Summer Of Better Times is a seamless whole: an unmistakable sound and an unmistakable voice, flattering and challenging, teasing and empowering at the same time. It’s not quite nu-jazz or pop or adult contemporary. It is Maloo – Kurt Maloo.

In the mid 1970s, in Zurich, Kurt Maloo stood out not just as a singer and guitar player but as a painter and member of the Performance Art Group MAEZ, the predecessor of the nine piece art-punk cult band Troppo, Maloo’s first playground for his songwriting.  In the late 1970s, he met drummer Felix Haug at a jam session. The chemistry was right: Maloo and Haug teamed up with bass player Hazel Pazzi to form a trio, Ping Pong.

Soon the group had outgrown the Zurich scene. They were feted at the Montreux Jazz Festival as the next Big Thing. Then the big thing turned into Double – as Haug and Maloo named their new project after Pazzi’s departure. Their debut album, Blue, became a bestseller first in Germany, Austria, and Switzerland, then France, Italy, Spain, and Scandinavia, caught on in England, then the USA, Canada, and South America, finally reaching Asia and Oceania. Their hit single “The Captain of Her Heart” sold millions, and Double went on to sell a million copies of the album. To the industry’s bemusement, their second work was titled Dou3le-pronounced “double three.” Double never did the expected thing, and, after releasing Dou3le, Kurt and Felix were already going their separate ways. Sporadic later sessions never led to another joint album.

After the end of Double, Maloo needed a break, to come down to earth. He moved from Zurich to Paris, released a solo album, got married, had a daughter, moved from Paris to Hamburg, had a son, released another solo album. Between raising a family and writing songs, life went on.

In 2006, Maloo’s album Loopy Avenue explored the impact Double had had on him. Felix Haug had died unexpectedly of a heart attack two years earlier, in 2004. His death prompted Maloo to revisit the past twenty years and take a new look at his own work and that of Double. Loopy Avenue was a respectful flashback the artist needed to let go of the past. Now back fully in the here and now, he is looking ahead to an action-packed future as a musician.

“The Captain Of Her Heart” remains a firm favourite and is still part of Maloo’s live repertoire. Internationally the most successful Swiss song of all time, it has long been a radio standard from Canada to Kathmandu, and regularly makes it into the jazz and pop download charts throughout  the world. The song captures the moment when a woman realizes she can no longer wait for the man who has won her heart, but must move on to a new life, “as the day comes up.” This melancholic optimism is central to both Maloo’s poetry and his music.
The title song of the new album is the stuff of classic blues. But Summer Of Better Times is not about bemoaning the past. “Summer,” to Maloo, means a moment charged with longing – it doesn’t have to be in the past; it may be yet to come.

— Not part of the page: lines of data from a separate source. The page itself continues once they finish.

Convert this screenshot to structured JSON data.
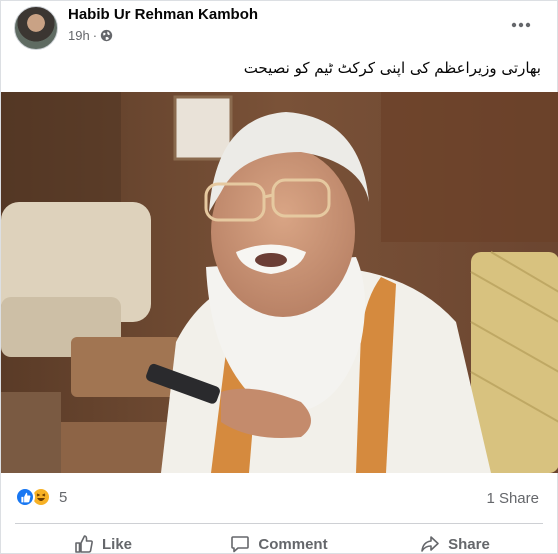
{
  "post": {
    "author": "Habib Ur Rehman Kamboh",
    "time": "19h",
    "audience_icon": "globe-icon",
    "caption": "بھارتی وزیراعظم کی اپنی کرکٹ ٹیم کو نصیحت",
    "more_icon": "more-options-icon"
  },
  "stats": {
    "reaction_icons": [
      "like-icon",
      "haha-icon"
    ],
    "reaction_count": "5",
    "shares": "1 Share"
  },
  "actions": {
    "like": "Like",
    "comment": "Comment",
    "share": "Share"
  },
  "colors": {
    "text_primary": "#050505",
    "text_secondary": "#65676b",
    "like_blue": "#1877f2",
    "haha_yellow": "#f7b125"
  }
}
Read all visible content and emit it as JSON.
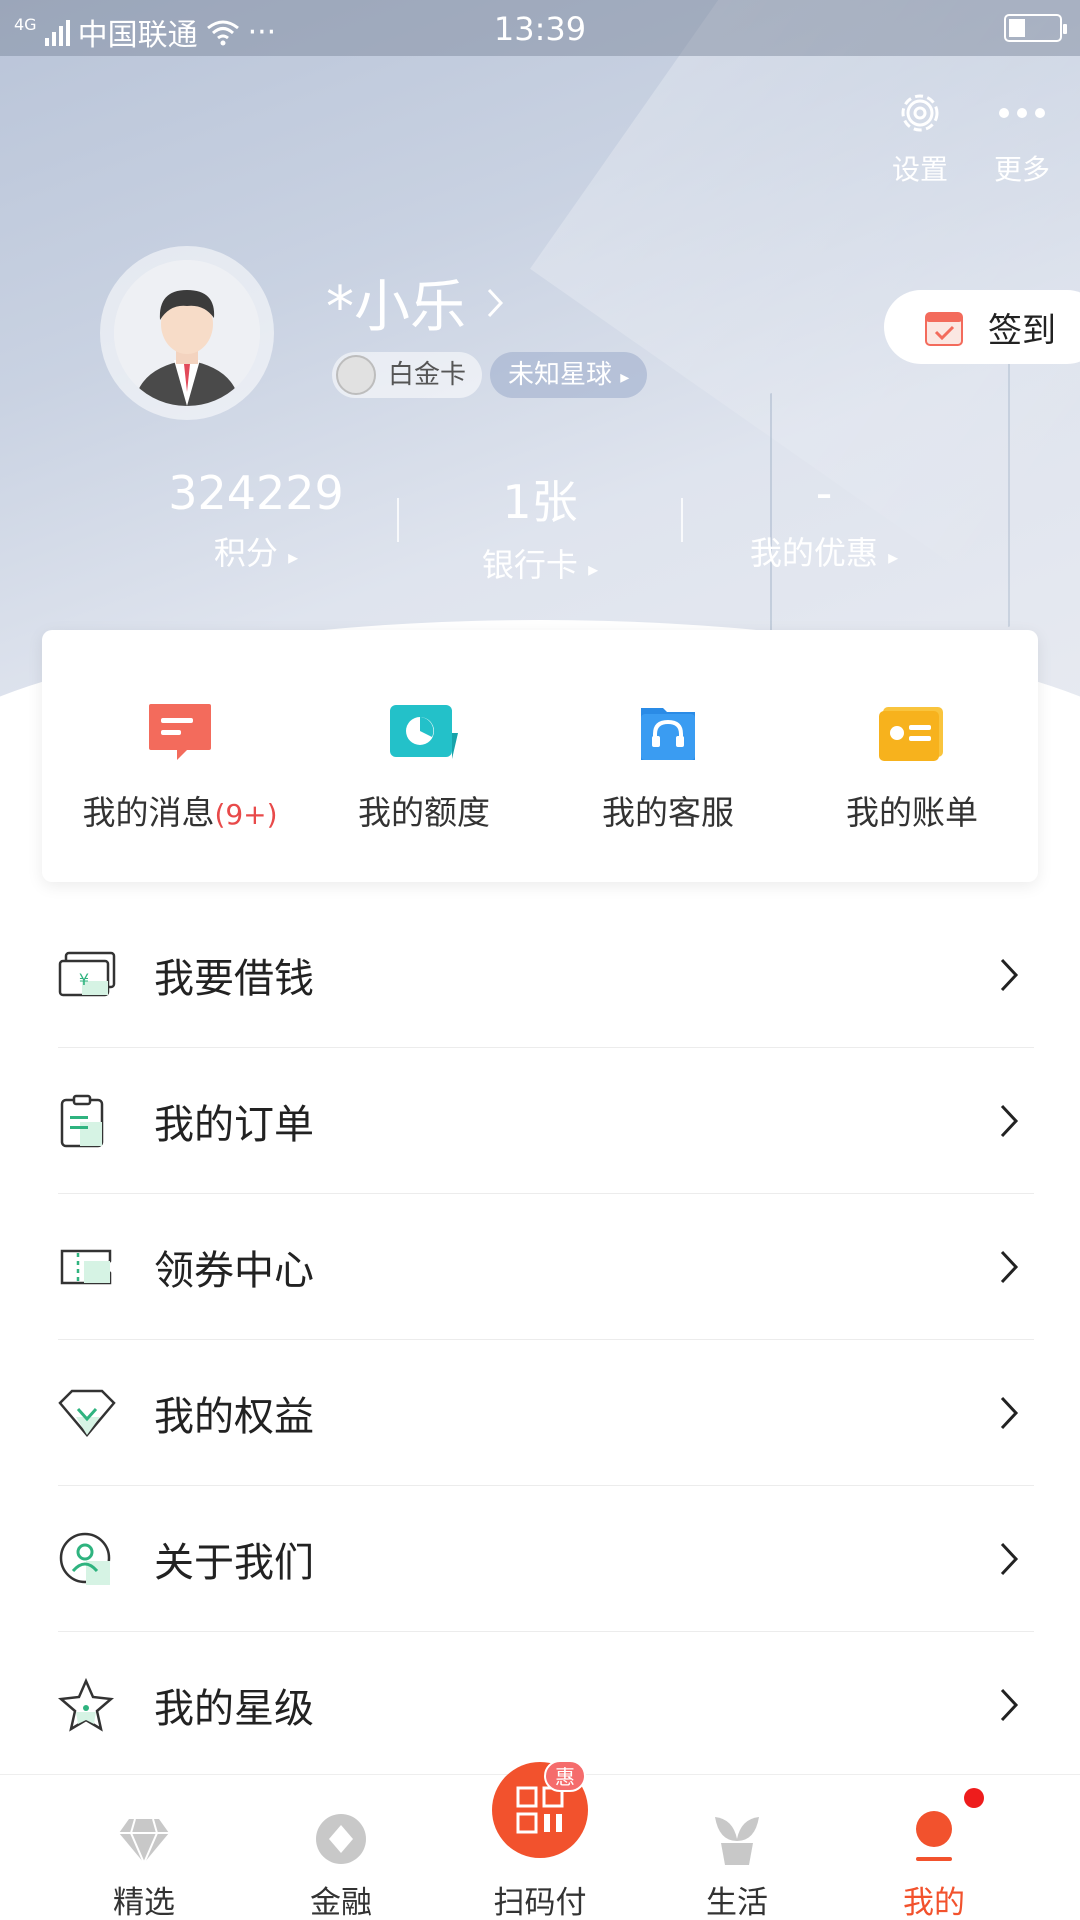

Had Double adopted the cool exterior of the 1980s, the “Captain” might not have lasted for as long as it has. But there is a human understanding in the story it tells, which goes straight to the heart and has touched so many. Certainly there are the gentle, velvet echoes of the 1980s pop jazz in Summer Of Better Times, yet Kurt Maloo’s new songs are never cooled to the point of chill. The fire blazes on, warm and comforting. And his reflection, which keeps these new songs true to life, is always there, cheerful and gracious.